Afghanistan: US-Geheimdienste befürchten Wiedererstarken der Taliban

Die düstere Vorhersage der US-Geheimdienste, die nach einer deutlichen Verringerung der Truppen aus den USA und anderen NATO-Staaten ein rasches Wiedererstarken der Taliban und anderer Aufständischer befürchten, wurde hier in den Kommentaren schon erwähnt. Damit’s nicht nur aus dritter Hand ist, der Verweis auf den ersten Bericht dazu, aus der Washington Post:

A new American intelligence assessment on the Afghan war predicts that the gains the United States and its allies have made during the past three years are likely to have been significantly eroded by 2017, even if Washington leaves behind a few thousand troops and continues bankrolling the impoverished nation, according to officials familiar with the report. The National Intelligence Estimate, which includes input from the country’s 16 intelligence agencies, predicts that the Taliban and other power brokers will become increasingly influential as the United States winds down its longest war in history, according to officials who have read the classified report or received briefings on its conclusions. (…)
The report predicts that Afghanistan would likely descend into chaos quickly if Washington and Kabul don’t sign a security pact that would keep an international military contingent there beyond 2014 — a precondition for the delivery of billions of dollars in aid that the United States and its allies have pledged to spend in Afghanistan over the coming years.

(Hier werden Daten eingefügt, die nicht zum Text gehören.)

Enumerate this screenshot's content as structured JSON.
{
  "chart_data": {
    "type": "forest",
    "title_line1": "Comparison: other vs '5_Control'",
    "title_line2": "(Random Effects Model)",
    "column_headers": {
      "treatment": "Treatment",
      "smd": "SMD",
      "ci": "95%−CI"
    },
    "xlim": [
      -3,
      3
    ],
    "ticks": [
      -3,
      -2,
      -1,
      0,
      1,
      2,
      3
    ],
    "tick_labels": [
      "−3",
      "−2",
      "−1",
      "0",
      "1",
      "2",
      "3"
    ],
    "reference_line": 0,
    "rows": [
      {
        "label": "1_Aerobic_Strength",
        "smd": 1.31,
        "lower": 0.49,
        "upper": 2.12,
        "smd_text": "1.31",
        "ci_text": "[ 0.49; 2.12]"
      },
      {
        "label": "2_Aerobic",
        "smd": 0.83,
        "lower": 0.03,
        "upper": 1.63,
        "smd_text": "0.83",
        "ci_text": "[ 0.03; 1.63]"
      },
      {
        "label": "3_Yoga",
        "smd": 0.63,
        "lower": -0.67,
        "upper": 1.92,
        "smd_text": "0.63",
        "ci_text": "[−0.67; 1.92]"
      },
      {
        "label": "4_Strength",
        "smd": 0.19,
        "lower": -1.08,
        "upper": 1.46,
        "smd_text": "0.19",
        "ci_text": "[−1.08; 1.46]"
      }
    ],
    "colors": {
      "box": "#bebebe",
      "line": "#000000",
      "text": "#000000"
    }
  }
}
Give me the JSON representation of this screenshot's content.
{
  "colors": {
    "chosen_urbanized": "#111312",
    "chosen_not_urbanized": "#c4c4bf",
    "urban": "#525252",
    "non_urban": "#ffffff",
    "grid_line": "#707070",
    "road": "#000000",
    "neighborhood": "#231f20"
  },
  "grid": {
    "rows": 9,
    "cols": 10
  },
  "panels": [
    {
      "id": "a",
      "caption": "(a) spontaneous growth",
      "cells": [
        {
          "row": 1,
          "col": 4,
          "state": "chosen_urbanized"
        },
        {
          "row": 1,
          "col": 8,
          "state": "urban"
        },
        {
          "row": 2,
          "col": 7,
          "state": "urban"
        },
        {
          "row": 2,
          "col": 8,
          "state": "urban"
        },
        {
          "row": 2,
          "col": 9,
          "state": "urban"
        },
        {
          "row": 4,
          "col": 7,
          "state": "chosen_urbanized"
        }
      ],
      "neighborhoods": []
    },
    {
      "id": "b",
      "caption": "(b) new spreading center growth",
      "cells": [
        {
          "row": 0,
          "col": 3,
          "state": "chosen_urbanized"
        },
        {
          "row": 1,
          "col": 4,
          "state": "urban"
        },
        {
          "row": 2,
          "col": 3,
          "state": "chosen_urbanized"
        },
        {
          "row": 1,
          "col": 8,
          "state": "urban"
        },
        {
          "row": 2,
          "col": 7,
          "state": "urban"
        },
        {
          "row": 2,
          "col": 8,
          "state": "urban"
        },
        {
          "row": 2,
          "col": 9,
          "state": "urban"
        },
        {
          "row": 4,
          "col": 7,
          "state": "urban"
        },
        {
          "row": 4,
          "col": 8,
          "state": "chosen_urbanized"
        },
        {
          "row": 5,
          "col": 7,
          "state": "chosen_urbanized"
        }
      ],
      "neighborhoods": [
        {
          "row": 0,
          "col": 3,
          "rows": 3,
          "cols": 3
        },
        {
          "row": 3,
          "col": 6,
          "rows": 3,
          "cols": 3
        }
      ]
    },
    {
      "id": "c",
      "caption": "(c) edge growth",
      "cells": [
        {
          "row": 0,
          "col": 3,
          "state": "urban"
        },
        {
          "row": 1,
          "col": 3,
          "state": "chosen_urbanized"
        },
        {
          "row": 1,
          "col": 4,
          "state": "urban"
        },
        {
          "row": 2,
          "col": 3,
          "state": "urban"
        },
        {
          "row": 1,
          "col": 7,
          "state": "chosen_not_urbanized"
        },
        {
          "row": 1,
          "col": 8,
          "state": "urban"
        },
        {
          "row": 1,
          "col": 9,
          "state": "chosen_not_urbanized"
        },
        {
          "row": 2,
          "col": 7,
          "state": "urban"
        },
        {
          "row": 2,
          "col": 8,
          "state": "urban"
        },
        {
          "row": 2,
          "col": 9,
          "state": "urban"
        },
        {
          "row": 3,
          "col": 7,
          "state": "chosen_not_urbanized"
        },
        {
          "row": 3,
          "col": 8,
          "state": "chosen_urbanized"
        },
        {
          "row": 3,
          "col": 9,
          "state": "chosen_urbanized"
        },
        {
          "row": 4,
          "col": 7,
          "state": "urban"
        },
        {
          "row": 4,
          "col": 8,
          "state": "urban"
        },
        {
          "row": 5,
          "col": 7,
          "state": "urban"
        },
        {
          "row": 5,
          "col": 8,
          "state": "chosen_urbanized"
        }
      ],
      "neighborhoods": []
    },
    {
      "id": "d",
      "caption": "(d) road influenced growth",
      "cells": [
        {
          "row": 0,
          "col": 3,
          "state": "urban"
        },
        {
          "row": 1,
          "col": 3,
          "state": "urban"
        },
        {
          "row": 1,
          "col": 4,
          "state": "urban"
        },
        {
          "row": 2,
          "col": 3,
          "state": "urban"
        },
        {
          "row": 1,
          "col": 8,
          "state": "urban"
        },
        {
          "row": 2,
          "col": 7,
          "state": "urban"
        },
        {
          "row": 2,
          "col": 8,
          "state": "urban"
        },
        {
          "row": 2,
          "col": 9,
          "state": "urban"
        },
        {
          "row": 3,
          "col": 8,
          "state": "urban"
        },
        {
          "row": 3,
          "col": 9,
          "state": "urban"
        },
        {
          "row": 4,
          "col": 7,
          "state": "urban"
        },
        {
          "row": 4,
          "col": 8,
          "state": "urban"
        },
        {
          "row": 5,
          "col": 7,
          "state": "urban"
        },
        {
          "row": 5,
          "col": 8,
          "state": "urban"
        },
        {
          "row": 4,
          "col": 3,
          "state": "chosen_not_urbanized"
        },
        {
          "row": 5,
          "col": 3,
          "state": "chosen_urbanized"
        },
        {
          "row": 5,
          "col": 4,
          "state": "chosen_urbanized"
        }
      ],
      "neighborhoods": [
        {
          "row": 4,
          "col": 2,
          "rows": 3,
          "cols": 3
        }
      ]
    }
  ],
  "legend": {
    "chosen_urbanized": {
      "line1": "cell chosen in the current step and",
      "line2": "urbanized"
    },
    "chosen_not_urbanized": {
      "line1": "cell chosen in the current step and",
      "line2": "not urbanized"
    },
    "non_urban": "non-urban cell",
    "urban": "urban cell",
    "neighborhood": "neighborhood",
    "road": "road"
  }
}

Der ganze Bericht hier: Afghanistan gains will be lost quickly after drawdown, U.S. intelligence estimate warns

Nachtrag: Zu der Debatte passt die Analyse von Thomas Ruttig für das Afghanistan Analysts Network:

Some Things Got Better – How Much Got Good? A review of 12 years of international intervention in Afghanistan

Unter anderem:

2013 has probably been the most violent year since 2001. (We do not have final data yet, as NATO stopped releasing information on a regular basis under the pretext that, with the transition of security responsibilities, this was the job of the Afghan government. and only incomplete data has been coming from that side.) The number of war dead has increased again, foremost among the civilian population. According to the UN, civilian casualties have increased by ten per cent (to 2,730 dead and 5,169 injured) in the first eleven months of 2013 compared to last year. Most are results of Taleban attacks. Moreover, the Taleban now seem to attack in larger groups more often. They have increasingly attempted to take over district centres, mainly in peripheral areas, and test the power of the Afghan National Security Forces (ANSF) that now operate on their own in most of those areas (more detail in our analysis here). (Currently, 84,200 ISAF soldiers remain in the country, 60,000 of them Americans.) According to official Afghan sources, only five of the 416 district centres are under permanent Taleban control, but in many others government control barely reaches beyond the immediate centres. In the key Maiwand district in southern Afghanistan, for example (which is larger than Luxemburg), it ends two kilometres outside its central town, as the Wall Street Journal reported on 31 October. The situation is similar other kex districts, for example in Chahrdara in Kunduz province, from where the Taleban had been driven out almost completely in 2010. Since the additional US ‘surge’ forces left the area (the last German soldiers withdrew from Kunduz in October 2013), the Taleban are back in control almost everywhere. And that’s not to talk – yet – of human security.